Die Zuteilung von CO2-Verschmutzungrechten für den Zeitraum 2008-2012 verzögert sich. Nach Ansicht von Energiehändlern sende dies falsche Signale an den Markt. Sie befürchten, dass die Bereitschaft der Unternehmen, in klimafreundliche Technologien zu investieren, dadurch geschwächt würde. 

Die Zuteilung von CO2-Verschmutzungrechten für den Zeitraum 2008-2012 verzögert sich. Nach Ansicht von Energiehändlern sende dies falsche Signale an den Markt. Sie befürchten, dass die Bereitschaft der Unternehmen, in klimafreundliche Technologien zu investieren, dadurch geschwächt würde. 

Obwohl die EU-Staaten bis zum 30. Juni ihre Allokationspläne für die Bewilligung von CO2-Emissionsrechten der Kommission mitteilen sollten, sind nur einige Länder dieser Verpflichtung nachgekommen. Wie die Europäische Vereinigung der Energiehändler (EFET) zudem am 4. September bemerkt hat, haben einige Staaten ihre Planung noch nicht abgeschlossen, so dass möglicherweise noch entscheidende Veränderungen zu erwarten sind.

Auf ihrer Startseite teilte die Kommission mit, dass bis zum 4. September nur 9 der 25 Mitgliedstaaten ihre nationalen Zuteilungspläne der Kommission übermittelt haben.
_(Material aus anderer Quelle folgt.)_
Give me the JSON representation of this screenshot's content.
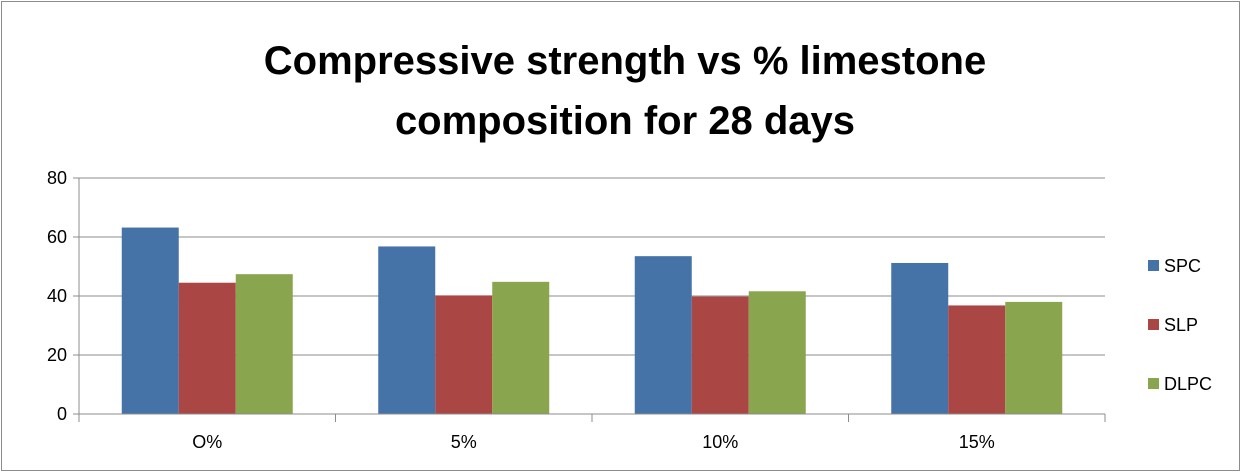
{
  "chart_data": {
    "type": "bar",
    "title_lines": [
      "Compressive strength vs % limestone",
      "composition for 28 days"
    ],
    "categories": [
      "O%",
      "5%",
      "10%",
      "15%"
    ],
    "series": [
      {
        "name": "SPC",
        "color": "#4572a7",
        "values": [
          63.2,
          56.8,
          53.5,
          51.2
        ]
      },
      {
        "name": "SLP",
        "color": "#aa4643",
        "values": [
          44.5,
          40.2,
          39.8,
          36.8
        ]
      },
      {
        "name": "DLPC",
        "color": "#89a54e",
        "values": [
          47.4,
          44.8,
          41.6,
          38.0
        ]
      }
    ],
    "ylim": [
      0,
      80
    ],
    "yticks": [
      0,
      20,
      40,
      60,
      80
    ],
    "grid": true,
    "legend_position": "right"
  }
}
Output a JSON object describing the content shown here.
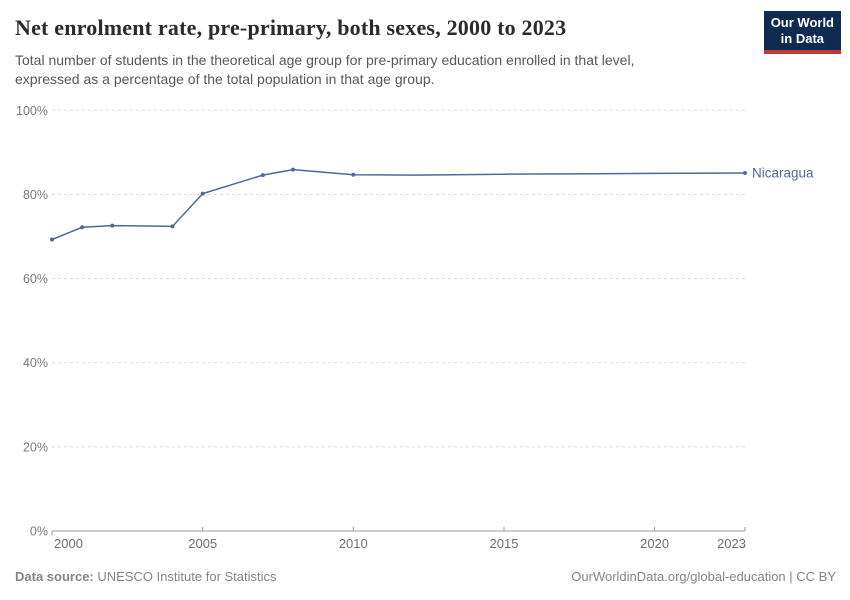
{
  "logo": {
    "line1": "Our World",
    "line2": "in Data",
    "bg_color": "#102b50",
    "accent_color": "#c13a31"
  },
  "chart_data": {
    "type": "line",
    "title": "Net enrolment rate, pre-primary, both sexes, 2000 to 2023",
    "subtitle_lines": [
      "Total number of students in the theoretical age group for pre-primary education enrolled in that level,",
      "expressed as a percentage of the total population in that age group.",
      ""
    ],
    "grid": "horizontal dashed",
    "legend_position": "end-of-line label",
    "xaxis": {
      "min": 2000,
      "max": 2023,
      "ticks": [
        2000,
        2005,
        2010,
        2015,
        2020,
        2023
      ]
    },
    "yaxis": {
      "min": 0,
      "max": 100,
      "ticks": [
        0,
        20,
        40,
        60,
        80,
        100
      ],
      "unit": "%"
    },
    "series": [
      {
        "name": "Nicaragua",
        "color": "#4c6a9d",
        "points": [
          [
            2000,
            69.3
          ],
          [
            2001,
            72.2
          ],
          [
            2002,
            72.6
          ],
          [
            2004,
            72.4
          ],
          [
            2005,
            80.2
          ],
          [
            2007,
            84.6
          ],
          [
            2008,
            85.9
          ],
          [
            2010,
            84.7
          ],
          [
            2012,
            84.6
          ],
          [
            2015,
            84.8
          ],
          [
            2018,
            84.9
          ],
          [
            2020,
            85.0
          ],
          [
            2023,
            85.1
          ]
        ],
        "marker_years": [
          2000,
          2001,
          2002,
          2004,
          2005,
          2007,
          2008,
          2010,
          2023
        ]
      }
    ]
  },
  "footer": {
    "datasource_label": "Data source:",
    "datasource_value": " UNESCO Institute for Statistics",
    "credit": "OurWorldinData.org/global-education | CC BY"
  }
}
Zwar haben Deutschland und Großbritannien – die Länder mit dem größten CO2-Ausstoß – ihre Pläne mitgeteilt. Die an dritter und vierter Stelle stehenden Mitglieder, Italien und Polen, sind dieser Verpflichtung aber bisher noch nicht nachgekommen.

Die Europäische Vereinigung der Energiehändler zieht daraus den Schluss, dass der gesamte Prozess öffentlicher Stellungnahmen, der Überprüfung durch die EU, der Änderung und Umsetzung verzögert werde. Für Investoren bedeute dies vor allem unzulängliche Informationen über die langfristige Preisentwicklung.

Wie die Kommission Ende Juli bekannt gab, wird sie rechtliche Schritte gegen diejenigen Mitgliedstaaten einleiten, die ihre Allokationspläne zu spät eingereicht haben. Die Sprecherin der Generaldirektion Umwelt, Barbara Helfferich, sagte dazu im Juli, dass die betreffenden Staaten zunächst eine briefliche Mitteilung der Kommission erhalten würden (EURACTIV 27 Juli 2006).
Zum jetzigen Zeitpunkt hat die Kommission sich noch nicht wieder zu diesem Thema geäußert.